A man walks into a bar and orders a drink. He notices three large pieces of steak are nailed to the ceiling of the bar, and he asks the bartender about them. The bartender replies, “If you can jump up and pull one of them down you get free beer all night. If you fail, you have to pay the bar $100. Do you want to take a chance?”  The man thinks about it for a minute and says, “Nah, the steaks are too high!”

 

A skeleton walks in to a bar. He asks for a beer and a mop.

 

A hamburger walks into a bar and asks the bartender for a menu. The bartender looks down at him and says, "I'm sorry, we don't serve food here."

 

Three guys walk into a bar. The fourth ducks.

 

A ghost walks into a bar and orders a shot of vodka.

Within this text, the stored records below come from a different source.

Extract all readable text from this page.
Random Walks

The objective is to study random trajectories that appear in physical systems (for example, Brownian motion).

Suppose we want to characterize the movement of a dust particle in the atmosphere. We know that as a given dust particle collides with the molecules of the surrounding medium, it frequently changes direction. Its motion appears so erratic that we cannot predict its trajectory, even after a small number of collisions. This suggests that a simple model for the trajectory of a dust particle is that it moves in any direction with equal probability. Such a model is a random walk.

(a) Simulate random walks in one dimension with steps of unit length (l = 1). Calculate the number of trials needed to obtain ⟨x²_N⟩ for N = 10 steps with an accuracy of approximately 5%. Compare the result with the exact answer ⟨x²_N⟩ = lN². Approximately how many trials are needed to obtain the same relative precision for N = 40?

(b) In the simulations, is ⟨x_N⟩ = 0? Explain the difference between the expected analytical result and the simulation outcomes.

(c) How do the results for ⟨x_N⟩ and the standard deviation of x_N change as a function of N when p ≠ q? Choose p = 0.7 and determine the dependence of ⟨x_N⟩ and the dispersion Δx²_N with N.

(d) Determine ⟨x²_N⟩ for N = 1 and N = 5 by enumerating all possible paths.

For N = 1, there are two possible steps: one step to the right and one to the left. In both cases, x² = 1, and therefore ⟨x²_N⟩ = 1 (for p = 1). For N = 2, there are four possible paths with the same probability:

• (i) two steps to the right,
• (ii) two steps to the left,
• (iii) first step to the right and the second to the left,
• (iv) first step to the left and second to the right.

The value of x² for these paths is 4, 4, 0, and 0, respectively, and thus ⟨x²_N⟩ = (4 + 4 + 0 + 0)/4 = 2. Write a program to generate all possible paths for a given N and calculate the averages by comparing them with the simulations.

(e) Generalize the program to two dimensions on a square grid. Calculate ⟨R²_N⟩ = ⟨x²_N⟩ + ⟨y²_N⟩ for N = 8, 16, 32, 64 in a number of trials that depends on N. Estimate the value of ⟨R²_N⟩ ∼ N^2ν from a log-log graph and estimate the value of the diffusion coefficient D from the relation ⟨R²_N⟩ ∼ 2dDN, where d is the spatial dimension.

The bartender says, "Sorry, we don't serve spirits here."

 

A man walks into a bar and sees an attractive woman sitting alone.  He asks, "Outside? Under? Around? Over?”  The woman gives him a nasty look and asks, "Are you trying to preposition me?"

 

An atom walks into a bar and says, "I've lost my electrons."  The bartender asks, "Are you sure?" The atom replies, "Yes. I'm positive."

 

A bear walks into a bar and says, "Pint of............... beer please." The bartender asks, "Why the big pause?"

 

A man walks into a bar and walks over to the bartender.  While he is waiting to be served he hears this tiny voice say, "I like your tie!" He looks around but no one is there, so he ignores it. He hears the voice again. "You have lovely eyes!"  "Nice shirt. Your hair cut is wonderful!" Again, the man sees no one around, and is scared and confused. The bartender comes back and asks the man what is wrong, he explains he keeps hearing these voices.  The bartender laughs and says, "Don't worry about that, it's just the peanuts. They’re complementary.”

 

A pony walks into a bar.  The bartender asks, "What can I get you?"  The pony says, "I'll take a glass of water."  The bartender asks, "Is that all?" The pony says, "Yeah, I'm just a little horse."

 

A man walks into a bar with a lizard in his hand. The bartender point to the lizard and asks, "Who's that?" The man replies, "Oh, this? This is Tiny." The bartender asks, "Well, why'd you name him Tiny?" The man replies, "Because he's my newt."

 

Two fonts walk into a bar. The bartender says: "I'm sorry, but we don't serve your type here."

 

An E-flat walks into the bar. The bartender says, “Sorry, we don’t serve minors.”